Inhibition of LSD1 with bomedemstat sensitizes small cell lung cancer to immune checkpoint blockade and T cell killing. Inhibition of LSD1 with bomedemstat sensitizes small cell lung cancer to immune checkpoint blockade and T cell killing

The addition of immune checkpoint blockade (ICB) to platinum/etoposide chemotherapy changed the standard of care for small cell lung cancer (SCLC) treatment. However, ICB addition only modestly improved clinical outcomes, likely reflecting the high prevalence of an immunologically “cold” tumor microenvironment in SCLC, despite high mutational burden. Nevertheless, some patients clearly benefit from ICB and recent reports have associated clinical responses to ICB in SCLC with A) decreased neuroendocrine characteristics and B) activation of NOTCH signaling. We previously showed that inhibition of the LSD1 demethylase activates NOTCH and suppresses neuroendocrine features of SCLC, leading us to investigate whether LSD1 inhibition would enhance the response to PD1 inhibition in SCLC. Overall design: Identification of differentially expressed genes regulated by exposure to the LSD1 inhibitor bomedemstat (BOM) in cultured murine SCLC cells and an immunocompetent murine flank tumor model of SCLC. Cultured cells were treated with BOM for 96h, or with BOM or control for 10d with or without IFNg for the last 48h. Flank tumors were exposed to BOM or vehicle, with or without anti-PD1 immune checkpoint inhibitor (ICI) antibody, for 16-17 days.

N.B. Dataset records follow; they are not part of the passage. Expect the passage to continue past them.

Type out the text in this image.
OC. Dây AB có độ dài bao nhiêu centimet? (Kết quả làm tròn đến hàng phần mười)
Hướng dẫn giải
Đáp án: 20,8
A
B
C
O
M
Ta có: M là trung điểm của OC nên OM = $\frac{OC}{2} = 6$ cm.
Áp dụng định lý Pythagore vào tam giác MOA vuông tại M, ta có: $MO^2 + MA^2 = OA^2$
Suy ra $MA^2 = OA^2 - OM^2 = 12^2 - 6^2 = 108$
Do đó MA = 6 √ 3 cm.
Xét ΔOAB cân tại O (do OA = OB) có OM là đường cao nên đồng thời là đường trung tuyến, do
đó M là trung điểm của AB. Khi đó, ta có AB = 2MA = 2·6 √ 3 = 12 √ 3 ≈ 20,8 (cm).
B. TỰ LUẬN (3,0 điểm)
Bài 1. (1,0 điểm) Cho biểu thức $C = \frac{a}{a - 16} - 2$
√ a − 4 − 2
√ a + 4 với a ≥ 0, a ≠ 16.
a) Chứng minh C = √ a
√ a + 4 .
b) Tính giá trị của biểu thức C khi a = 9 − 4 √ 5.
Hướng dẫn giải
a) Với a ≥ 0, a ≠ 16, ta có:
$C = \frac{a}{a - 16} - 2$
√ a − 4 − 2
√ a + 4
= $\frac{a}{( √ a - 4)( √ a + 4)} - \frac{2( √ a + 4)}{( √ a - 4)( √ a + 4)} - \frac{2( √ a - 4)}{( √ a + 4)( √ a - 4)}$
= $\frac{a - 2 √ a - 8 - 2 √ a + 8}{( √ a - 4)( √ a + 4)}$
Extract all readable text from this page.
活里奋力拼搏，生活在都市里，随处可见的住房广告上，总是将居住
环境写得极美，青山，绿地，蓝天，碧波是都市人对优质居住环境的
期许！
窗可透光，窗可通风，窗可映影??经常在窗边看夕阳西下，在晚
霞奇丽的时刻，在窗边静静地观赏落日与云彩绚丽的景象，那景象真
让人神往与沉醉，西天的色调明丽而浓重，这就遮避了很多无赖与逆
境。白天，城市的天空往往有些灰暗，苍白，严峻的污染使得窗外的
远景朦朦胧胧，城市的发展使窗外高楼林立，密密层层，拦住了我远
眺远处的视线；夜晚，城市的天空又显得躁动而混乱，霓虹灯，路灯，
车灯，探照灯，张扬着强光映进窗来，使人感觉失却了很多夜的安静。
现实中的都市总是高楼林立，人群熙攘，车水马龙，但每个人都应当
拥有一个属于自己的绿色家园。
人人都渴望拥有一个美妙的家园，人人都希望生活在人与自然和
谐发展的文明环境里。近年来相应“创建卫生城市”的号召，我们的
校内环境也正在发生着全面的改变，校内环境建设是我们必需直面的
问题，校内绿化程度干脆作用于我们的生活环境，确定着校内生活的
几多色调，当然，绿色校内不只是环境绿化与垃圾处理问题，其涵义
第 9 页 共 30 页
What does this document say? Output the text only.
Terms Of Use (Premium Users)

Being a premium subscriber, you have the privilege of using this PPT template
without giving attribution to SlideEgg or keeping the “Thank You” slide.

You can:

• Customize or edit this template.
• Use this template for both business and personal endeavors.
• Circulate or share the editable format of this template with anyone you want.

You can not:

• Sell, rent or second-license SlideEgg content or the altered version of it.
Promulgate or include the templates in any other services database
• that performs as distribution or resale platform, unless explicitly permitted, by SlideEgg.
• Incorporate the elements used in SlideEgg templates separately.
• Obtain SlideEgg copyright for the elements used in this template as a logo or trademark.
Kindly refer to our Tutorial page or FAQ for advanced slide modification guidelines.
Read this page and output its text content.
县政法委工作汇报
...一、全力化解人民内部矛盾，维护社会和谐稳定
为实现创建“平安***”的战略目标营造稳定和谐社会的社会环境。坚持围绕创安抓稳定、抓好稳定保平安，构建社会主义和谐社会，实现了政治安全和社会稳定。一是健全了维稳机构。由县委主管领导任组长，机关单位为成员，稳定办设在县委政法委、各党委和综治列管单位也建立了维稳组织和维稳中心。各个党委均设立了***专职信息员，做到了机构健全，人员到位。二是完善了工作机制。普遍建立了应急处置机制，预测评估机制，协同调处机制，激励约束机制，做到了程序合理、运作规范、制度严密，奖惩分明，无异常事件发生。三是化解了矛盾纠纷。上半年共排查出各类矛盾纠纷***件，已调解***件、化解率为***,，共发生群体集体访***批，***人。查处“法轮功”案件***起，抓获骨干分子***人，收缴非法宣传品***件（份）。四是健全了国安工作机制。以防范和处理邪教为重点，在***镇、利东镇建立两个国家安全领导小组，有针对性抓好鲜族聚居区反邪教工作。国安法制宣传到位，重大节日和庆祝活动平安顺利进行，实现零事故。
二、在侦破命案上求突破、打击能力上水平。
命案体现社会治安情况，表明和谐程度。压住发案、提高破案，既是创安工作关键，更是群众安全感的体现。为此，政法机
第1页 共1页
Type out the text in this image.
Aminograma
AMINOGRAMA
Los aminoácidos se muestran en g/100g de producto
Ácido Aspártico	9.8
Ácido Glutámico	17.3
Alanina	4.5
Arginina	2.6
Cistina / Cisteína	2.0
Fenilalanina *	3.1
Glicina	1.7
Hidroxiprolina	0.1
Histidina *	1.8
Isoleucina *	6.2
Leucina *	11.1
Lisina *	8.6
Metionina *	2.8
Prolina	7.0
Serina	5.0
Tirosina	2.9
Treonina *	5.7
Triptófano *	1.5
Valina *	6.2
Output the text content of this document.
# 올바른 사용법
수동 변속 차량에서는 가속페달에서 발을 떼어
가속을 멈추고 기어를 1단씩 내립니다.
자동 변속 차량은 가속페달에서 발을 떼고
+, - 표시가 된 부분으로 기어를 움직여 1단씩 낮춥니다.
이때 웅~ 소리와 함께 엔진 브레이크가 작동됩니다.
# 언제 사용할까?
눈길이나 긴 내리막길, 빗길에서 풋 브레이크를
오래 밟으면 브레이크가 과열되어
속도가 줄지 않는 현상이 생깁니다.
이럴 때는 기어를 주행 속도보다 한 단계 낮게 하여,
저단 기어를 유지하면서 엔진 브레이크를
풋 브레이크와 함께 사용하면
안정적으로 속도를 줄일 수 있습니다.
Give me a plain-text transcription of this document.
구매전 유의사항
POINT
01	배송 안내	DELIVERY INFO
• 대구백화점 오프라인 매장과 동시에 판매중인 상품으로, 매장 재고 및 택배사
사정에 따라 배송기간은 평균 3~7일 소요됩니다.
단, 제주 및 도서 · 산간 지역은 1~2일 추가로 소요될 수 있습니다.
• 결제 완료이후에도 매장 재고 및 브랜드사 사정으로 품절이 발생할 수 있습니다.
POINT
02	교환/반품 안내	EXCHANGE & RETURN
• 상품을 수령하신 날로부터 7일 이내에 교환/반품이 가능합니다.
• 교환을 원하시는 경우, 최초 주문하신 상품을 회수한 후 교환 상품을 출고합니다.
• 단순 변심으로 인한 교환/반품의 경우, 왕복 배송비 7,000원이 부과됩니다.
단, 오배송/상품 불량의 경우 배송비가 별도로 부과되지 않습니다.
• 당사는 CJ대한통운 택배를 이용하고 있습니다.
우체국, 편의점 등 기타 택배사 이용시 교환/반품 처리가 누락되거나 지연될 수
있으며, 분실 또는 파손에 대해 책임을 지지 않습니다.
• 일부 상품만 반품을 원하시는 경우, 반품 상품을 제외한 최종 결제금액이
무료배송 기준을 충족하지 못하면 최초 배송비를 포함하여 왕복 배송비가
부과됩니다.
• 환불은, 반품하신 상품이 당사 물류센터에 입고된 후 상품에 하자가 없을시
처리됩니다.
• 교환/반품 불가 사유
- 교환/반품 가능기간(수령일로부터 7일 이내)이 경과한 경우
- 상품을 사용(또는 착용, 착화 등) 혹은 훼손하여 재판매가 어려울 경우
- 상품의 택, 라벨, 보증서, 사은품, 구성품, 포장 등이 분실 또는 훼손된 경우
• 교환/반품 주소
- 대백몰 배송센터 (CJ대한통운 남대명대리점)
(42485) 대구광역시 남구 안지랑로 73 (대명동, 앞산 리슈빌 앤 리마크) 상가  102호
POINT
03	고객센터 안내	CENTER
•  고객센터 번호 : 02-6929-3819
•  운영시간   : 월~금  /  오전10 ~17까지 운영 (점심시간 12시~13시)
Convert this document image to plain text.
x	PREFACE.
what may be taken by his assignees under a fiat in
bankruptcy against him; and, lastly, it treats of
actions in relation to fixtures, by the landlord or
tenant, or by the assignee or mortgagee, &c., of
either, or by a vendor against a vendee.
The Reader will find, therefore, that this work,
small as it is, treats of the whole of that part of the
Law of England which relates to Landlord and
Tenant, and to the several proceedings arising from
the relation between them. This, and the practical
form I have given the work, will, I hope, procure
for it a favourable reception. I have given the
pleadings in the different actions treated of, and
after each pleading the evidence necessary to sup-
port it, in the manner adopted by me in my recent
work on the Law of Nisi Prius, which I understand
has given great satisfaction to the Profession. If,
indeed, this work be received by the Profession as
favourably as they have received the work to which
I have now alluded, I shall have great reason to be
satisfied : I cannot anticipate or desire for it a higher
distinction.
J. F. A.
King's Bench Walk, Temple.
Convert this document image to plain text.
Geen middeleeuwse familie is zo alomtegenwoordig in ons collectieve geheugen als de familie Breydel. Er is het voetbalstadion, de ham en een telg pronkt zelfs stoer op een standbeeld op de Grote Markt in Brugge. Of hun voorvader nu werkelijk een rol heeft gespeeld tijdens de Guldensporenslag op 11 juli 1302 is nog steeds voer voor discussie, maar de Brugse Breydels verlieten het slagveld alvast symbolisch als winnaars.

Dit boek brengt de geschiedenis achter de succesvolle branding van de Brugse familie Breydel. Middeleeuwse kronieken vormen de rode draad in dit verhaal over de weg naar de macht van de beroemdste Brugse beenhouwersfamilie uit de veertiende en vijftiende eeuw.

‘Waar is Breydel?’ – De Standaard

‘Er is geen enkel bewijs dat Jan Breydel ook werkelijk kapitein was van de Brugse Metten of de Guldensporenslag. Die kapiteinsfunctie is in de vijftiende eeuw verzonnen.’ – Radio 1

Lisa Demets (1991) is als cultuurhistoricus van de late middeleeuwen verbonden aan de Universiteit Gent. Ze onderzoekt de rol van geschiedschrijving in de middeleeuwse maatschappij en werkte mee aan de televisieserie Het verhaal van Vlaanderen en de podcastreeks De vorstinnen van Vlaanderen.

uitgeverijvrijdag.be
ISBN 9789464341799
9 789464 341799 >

将免疫检查点阻断（immune checkpoint blockade, ICB）联合铂类/依托泊苷化疗方案，已改变了小细胞肺癌（small cell lung cancer, SCLC）的临床治疗标准。然而，仅在治疗中加入ICB仅能小幅改善临床结局，这可能反映出尽管SCLC的突变负荷较高，但其免疫“冷”肿瘤微环境的占比极高。尽管如此，仍有部分患者能从ICB治疗中明确获益；近期研究表明，SCLC患者对ICB的临床应答与以下两点相关：A）神经内分泌特征减弱，B）NOTCH信号通路（NOTCH signaling）激活。我们此前的研究证实，抑制LSD1去甲基化酶（LSD1 demethylase）可激活NOTCH信号通路，并抑制SCLC的神经内分泌表型，这促使我们探究抑制LSD1是否能够增强SCLC对PD-1抑制（PD1 inhibition）的应答。 总体实验设计： 本研究旨在鉴定经LSD1抑制剂bomedemstat（BOM）处理后，培养的小鼠SCLC细胞以及免疫健全的小鼠SCLC皮下移植瘤模型中受调控的差异表达基因。对培养细胞分别进行如下处理：以BOM处理96小时；或以BOM或对照溶剂处理10天，并在最后48小时加入或不加入干扰素γ（IFNg）。对皮下移植瘤分别进行如下处理：以BOM或溶剂对照处理，联合或不联合抗PD-1免疫检查点抑制剂（immune checkpoint inhibitor, ICI）抗体，处理时长为16至17天。